Ao reler o capítulo 13 do evangelho de João e ver a cena do lava-pés, podemos pensar que no final do século I, quando a comunidade joanina escreveu esse relato, as Igrejas locais já tinham transformado a ceia de Jesus em culto religioso e até sacrificial. E a comunidade joanina escreveu o relato do lava-pés como uma espécie de anti-texto, de provocação quase como se parecesse anti-eucarística, para lembrar às comunidades que o núcleo da ceia é esse: lavar os pés uns dos outros e doar a vida, como fez Jesus despojado de suas vestes ao lavar os pés dos discípulos e ao ser pregado na cruz.

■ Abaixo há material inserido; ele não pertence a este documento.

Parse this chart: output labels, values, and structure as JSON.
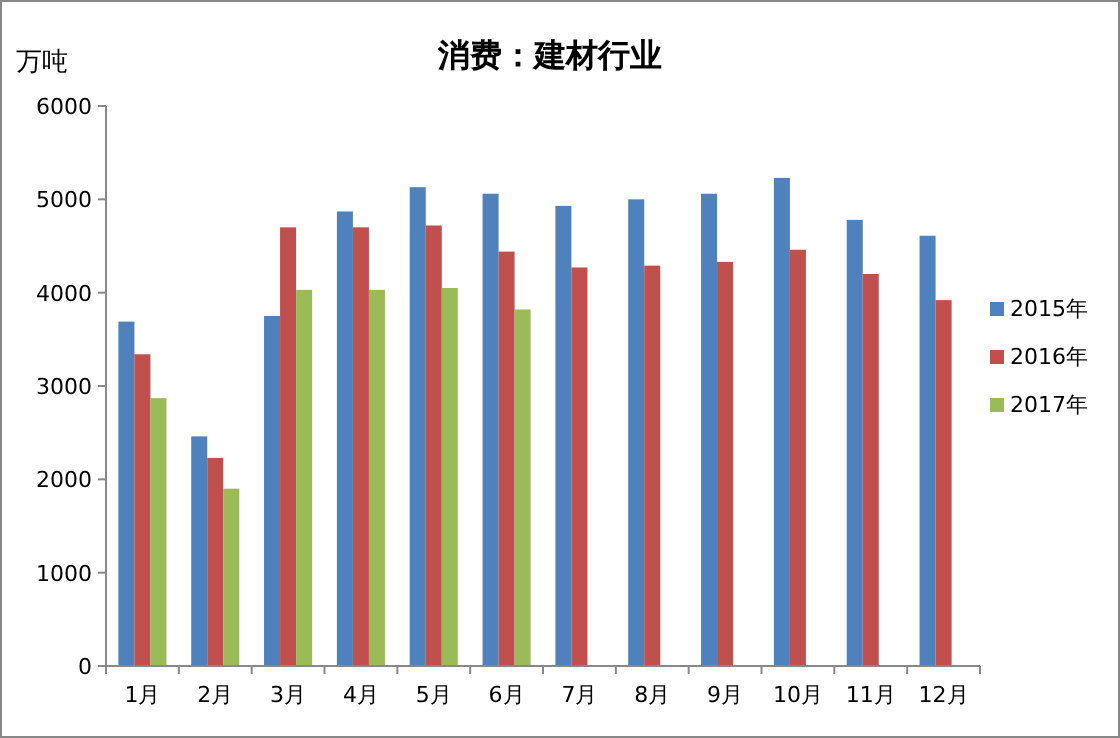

Ó Deus de amor, olha a mim, teu pobre servo que ama tanto celebrar e olha as tuas Igrejas espalhadas pelo mundo. Dá a mim e a todos os cristãos a graça de nunca celebrar a ceia de Jesus de forma qualquer, quase rotineiramente (como diria Bonhoeffer – como graça barata – Não, a graça custa caro. Custou a vida de Jesus). Dá-nos a graça de que eu, nós todos, as Igrejas todas, nos convertamos ao espírito mais profundo da ceia de Jesus – o serviço uns dos outros, a doação da vida como pobre e crucificado pelo mundo – e não como ato de poder jurídico ou sacramental sem ligação com a realidade. Ensina-nos a dar de Deus a imagem de um Amor infinito que só pode amar e não de um Senhor todo-poderoso, sedento de sangue e de sacrifícios para salvar o mundo. Dá nos a graça de fazer de toda a nossa vida uma vida eucarística, isso é, de ação de graças, de partilha e de doação aos outros.